Even the idea of “lying with” another, as in the Biblical reference to sexual disport, usually results in la petite mort, the little death of orgasm. So in this sense there are two kinds of death associated with lying down: the “little death” that can yield new life, and the historical death from which we do not return.
I think upon this fifty years after my dad’s death in 1967 because his birthday was a few days ago, July 26. He would have been 101 years old. But he is still very much alive in my memory.
He was in a hospital bed when I last saw him alive. Lying there, he winked at me as I ended my visit.
I took his wink as a signal that he was recovering from the diabetes-induced heart attack that had hospitalized him. I thought that had he felt himself near death, he would be filled with the terror of his own impermanence, as one writer put it, as he entered “the quarry in our consciousness where the beasts and boogeymen live.”
So I did not visit him the next day because he seemed so fine. Heck, he winked, hadn’t he?
But the following afternoon, as I was covering my beat as a young reporter, I got the phone call. As I quickly drove to the hospital, I turned off the car radio because other noise was drumming in my head: “Dad’s dead!”
When I got to the hospital, he was lying in the same bed, but this time his head was thrown back, his mouth was agape, and my mother was standing beside the bed stroking his already cold forehead.

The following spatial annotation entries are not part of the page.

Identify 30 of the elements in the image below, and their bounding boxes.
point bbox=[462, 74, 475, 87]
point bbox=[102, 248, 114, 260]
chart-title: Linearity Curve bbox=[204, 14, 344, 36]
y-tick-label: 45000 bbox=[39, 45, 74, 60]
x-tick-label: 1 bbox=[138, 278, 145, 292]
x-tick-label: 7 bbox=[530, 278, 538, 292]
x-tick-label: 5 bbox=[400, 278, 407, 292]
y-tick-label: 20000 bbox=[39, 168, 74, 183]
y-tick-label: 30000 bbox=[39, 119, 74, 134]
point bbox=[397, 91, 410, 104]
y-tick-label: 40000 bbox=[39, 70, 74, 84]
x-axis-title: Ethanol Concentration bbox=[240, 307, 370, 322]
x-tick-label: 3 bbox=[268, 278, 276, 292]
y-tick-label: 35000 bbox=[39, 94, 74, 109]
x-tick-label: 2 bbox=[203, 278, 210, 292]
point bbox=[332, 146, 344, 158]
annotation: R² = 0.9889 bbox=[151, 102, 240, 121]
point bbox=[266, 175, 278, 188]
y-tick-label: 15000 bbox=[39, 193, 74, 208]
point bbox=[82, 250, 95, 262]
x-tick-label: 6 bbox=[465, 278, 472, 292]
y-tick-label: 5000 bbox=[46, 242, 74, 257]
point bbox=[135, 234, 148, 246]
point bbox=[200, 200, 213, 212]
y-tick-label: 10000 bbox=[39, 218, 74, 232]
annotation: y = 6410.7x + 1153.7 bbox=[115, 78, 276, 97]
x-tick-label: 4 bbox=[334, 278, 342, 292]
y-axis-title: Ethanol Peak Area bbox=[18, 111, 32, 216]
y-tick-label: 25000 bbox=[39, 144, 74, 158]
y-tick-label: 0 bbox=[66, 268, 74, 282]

Dad and I had a troubled relationship.
He was impatient with my inability to do things with my hands. More than once he reminded me, “You couldn’t fix a pimple on a mechanic’s ass.”
But in later years, when he started to read my by-lined stories in the newspaper, he finally found something to compliment: “At least you can write.”
Now that I can no longer count the decades of my life on the fingers of one hand, I appreciate Dad and am grateful that I had a resident father—even one who was a formidable presence.
Despite failings, unmet expectations—even outright meanness sometimes—he was homo intentio, a stretching, straining, striving man. Not unlike what I myself, perhaps, am.
Now, in light of my own unmet ambitions, I have a taste of what it must have been for him to want to be a lawyer, but be forced to work as a laborer to help provide for his parents and siblings.
Did that eat at him his whole life, even after he became a policeman? Did being a cop bring him as close to The Law as he wanted? Is that why his fellow officers mocked the serious way he discharged his duties—by nicknaming him Sam Spade? (the protagonist of Dashiell Hammett's 1930 novel, The Maltese Falcon).
On his birthday I understand that Dad could not go back and rewrite his life. Nor can I. It’s too late. I had my time, my years, my chances. In retirement, I can look back and judge only my choices, not his.
Now, after so many years, I realize I loved him more than I knew, more than he knew.
The only present grace left to me, I believe, is to recognize and be grateful for the golden moments. And there were many.
Living and dying belong together. Learning to live is learning to die. By learning to live gratefully, we learn to die peacefully.